In general, autism spectrum disorders (ASD) is understood to be caused by differences in brain development, and that it is from this that all the typical behaviors associated with the condition derive. But a recent study on mice suggests that this might not be the whole picture. Researchers are proposing that at least some aspects of the condition are linked not to the brain, but to the nerves in the peripheral body, including those in the limbs and those that sense touch from the skin.
“An underlying assumption has been that ASD is solely a disease of the brain, but we've found that may not always be the case,” explains David Ginty, a Professor of Neurobiology at Harvard Medical School and senior author of the new study published in Cell. “Advances in mouse genetics have made it possible for us to study genes linked to ASD by altering them only in certain types of nerve cells and studying the effects.”
The study found that some of the aspects linked to autism, such as the perception of touch and anxiety, might be down to nerve cells. They looked at genes commonly associated with the condition in humans – Mecp2, Gabrb3, Shank3, and Fmr1 – and found that mice with mutations in these same genes experienced altered ability to discriminate between different textures, as well as hypersensitivity to gentle touch. In addition to that, they found that the transmission of the neural impulses from the touch neurons in the skin to the spinal column was also altered.
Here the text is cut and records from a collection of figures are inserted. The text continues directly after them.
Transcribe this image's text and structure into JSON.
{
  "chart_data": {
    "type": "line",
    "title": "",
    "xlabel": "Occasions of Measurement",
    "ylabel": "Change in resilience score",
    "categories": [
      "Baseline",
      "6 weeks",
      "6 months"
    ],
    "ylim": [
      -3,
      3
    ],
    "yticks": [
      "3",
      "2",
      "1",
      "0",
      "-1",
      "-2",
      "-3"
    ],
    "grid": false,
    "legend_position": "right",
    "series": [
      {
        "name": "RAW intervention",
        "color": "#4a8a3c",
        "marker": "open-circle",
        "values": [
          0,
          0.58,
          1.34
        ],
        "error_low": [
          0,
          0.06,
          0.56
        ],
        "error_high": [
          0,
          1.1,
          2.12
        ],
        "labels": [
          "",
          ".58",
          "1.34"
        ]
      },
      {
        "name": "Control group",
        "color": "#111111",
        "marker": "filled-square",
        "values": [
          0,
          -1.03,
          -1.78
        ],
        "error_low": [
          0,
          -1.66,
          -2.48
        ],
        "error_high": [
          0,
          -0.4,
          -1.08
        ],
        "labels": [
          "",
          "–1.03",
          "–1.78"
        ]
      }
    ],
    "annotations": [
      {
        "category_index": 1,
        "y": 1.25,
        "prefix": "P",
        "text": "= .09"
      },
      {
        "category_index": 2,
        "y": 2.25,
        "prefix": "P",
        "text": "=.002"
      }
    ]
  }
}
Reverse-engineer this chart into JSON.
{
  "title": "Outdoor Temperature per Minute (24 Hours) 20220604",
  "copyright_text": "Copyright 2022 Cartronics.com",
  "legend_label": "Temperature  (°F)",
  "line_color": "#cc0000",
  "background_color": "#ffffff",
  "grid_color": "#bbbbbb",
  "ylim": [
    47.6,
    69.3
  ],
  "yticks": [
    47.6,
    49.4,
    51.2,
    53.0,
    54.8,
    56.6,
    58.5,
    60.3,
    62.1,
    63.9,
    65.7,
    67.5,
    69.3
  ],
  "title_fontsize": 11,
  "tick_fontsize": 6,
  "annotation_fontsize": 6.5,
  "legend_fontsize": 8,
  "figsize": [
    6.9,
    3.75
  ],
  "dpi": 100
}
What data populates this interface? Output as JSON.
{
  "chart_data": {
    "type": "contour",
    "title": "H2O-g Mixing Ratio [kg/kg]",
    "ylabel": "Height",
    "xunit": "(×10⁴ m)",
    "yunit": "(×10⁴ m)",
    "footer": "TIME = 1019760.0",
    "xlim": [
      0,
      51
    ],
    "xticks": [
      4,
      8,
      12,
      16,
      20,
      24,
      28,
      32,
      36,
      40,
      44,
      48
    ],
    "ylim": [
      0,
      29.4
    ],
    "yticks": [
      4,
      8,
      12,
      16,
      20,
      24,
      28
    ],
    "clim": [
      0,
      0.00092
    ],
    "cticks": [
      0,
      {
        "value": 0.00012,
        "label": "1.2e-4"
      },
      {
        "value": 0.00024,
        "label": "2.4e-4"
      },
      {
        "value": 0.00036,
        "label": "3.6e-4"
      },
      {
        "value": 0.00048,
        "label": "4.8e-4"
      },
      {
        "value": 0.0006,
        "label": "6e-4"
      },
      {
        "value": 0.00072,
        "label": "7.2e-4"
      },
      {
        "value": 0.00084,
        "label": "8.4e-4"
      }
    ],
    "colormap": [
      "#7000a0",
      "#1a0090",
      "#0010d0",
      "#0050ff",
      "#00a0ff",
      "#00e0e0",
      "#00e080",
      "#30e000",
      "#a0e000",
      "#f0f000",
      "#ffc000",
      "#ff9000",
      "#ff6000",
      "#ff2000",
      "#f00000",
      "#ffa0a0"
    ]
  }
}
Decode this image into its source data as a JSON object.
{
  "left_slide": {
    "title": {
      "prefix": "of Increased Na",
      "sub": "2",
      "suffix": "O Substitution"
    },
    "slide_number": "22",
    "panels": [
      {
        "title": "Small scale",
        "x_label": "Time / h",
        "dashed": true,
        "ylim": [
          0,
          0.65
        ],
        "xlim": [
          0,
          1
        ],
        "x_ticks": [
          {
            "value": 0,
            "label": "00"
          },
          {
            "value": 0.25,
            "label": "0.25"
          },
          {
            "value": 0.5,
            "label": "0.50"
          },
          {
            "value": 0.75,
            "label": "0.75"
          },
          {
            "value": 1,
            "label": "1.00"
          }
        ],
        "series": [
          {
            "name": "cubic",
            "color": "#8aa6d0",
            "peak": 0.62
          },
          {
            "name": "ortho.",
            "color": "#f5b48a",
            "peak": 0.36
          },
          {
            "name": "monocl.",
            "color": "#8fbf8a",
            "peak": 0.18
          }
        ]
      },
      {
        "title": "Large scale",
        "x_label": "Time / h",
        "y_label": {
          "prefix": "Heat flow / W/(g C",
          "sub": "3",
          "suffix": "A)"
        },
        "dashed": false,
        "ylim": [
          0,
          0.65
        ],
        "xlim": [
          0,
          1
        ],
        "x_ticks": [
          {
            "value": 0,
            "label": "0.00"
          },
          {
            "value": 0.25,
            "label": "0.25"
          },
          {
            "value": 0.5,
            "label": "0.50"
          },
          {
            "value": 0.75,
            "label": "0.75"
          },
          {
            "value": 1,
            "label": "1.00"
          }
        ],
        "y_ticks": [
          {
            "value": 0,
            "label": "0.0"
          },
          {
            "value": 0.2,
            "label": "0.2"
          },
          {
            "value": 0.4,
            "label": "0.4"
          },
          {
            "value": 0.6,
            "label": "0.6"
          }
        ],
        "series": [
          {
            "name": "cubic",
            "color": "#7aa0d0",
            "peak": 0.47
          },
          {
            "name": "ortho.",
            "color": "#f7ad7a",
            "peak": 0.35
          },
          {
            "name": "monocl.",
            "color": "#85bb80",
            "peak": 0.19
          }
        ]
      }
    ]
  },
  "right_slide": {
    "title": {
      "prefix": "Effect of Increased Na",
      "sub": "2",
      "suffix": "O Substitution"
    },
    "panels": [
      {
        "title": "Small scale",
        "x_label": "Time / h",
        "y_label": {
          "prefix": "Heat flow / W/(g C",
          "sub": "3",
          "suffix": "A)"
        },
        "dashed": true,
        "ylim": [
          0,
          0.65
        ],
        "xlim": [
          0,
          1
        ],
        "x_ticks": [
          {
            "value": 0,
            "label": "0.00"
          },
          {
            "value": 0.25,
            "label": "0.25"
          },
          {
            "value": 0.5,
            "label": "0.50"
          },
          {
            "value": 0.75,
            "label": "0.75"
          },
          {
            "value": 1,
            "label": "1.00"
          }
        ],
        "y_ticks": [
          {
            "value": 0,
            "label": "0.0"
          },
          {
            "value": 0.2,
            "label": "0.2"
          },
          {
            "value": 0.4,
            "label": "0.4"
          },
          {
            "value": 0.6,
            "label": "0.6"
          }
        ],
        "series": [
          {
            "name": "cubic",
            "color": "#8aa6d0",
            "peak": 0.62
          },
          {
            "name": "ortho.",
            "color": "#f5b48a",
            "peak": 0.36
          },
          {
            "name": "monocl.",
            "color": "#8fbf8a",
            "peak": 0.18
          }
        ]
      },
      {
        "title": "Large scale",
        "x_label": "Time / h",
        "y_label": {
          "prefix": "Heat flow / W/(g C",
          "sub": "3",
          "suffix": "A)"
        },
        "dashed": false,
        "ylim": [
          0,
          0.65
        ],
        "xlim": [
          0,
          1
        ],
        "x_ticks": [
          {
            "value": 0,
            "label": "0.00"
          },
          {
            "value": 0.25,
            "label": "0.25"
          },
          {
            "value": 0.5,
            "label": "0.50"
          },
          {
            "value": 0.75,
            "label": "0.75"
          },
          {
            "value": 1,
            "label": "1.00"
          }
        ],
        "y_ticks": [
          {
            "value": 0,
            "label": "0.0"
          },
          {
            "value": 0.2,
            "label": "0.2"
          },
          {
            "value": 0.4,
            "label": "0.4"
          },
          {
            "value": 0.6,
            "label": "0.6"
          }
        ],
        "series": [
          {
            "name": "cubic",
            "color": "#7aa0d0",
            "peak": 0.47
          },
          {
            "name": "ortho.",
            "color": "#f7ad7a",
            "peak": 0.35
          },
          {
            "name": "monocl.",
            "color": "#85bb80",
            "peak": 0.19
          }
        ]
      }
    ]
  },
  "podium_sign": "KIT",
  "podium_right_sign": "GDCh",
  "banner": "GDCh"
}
When the mice were engineered to express these mutations only in the brain, and not in their neurons, they found that there were no differences in the rodents' touch perception.
They then looked at how the mutations in these specific genes altered the rodents' social interactions. Interestingly, they found that the mice showed increased signs of anxiety, and interacted less with other mice. “A key aspect of this work is that we've shown that a tactile, somatosensory dysfunction contributes to behavioral deficits, something that hasn't been seen before,” says Ginty. “In this case, that deficit is anxiety and problems with social interactions.”
How this study – which was conducted solely in mice – then translates into humans is still, however, up for debate as is often the case when research is conducted on rodents. For example, ASD doesn’t express itself in the same way in all people, so this experiment may only be relevant to a small selection, if it is relevant at all. But it does raise interesting questions about some aspects of the condition, and about anxiety in general. Could our sensory experiences of touch be impacting our social interactions with other individuals?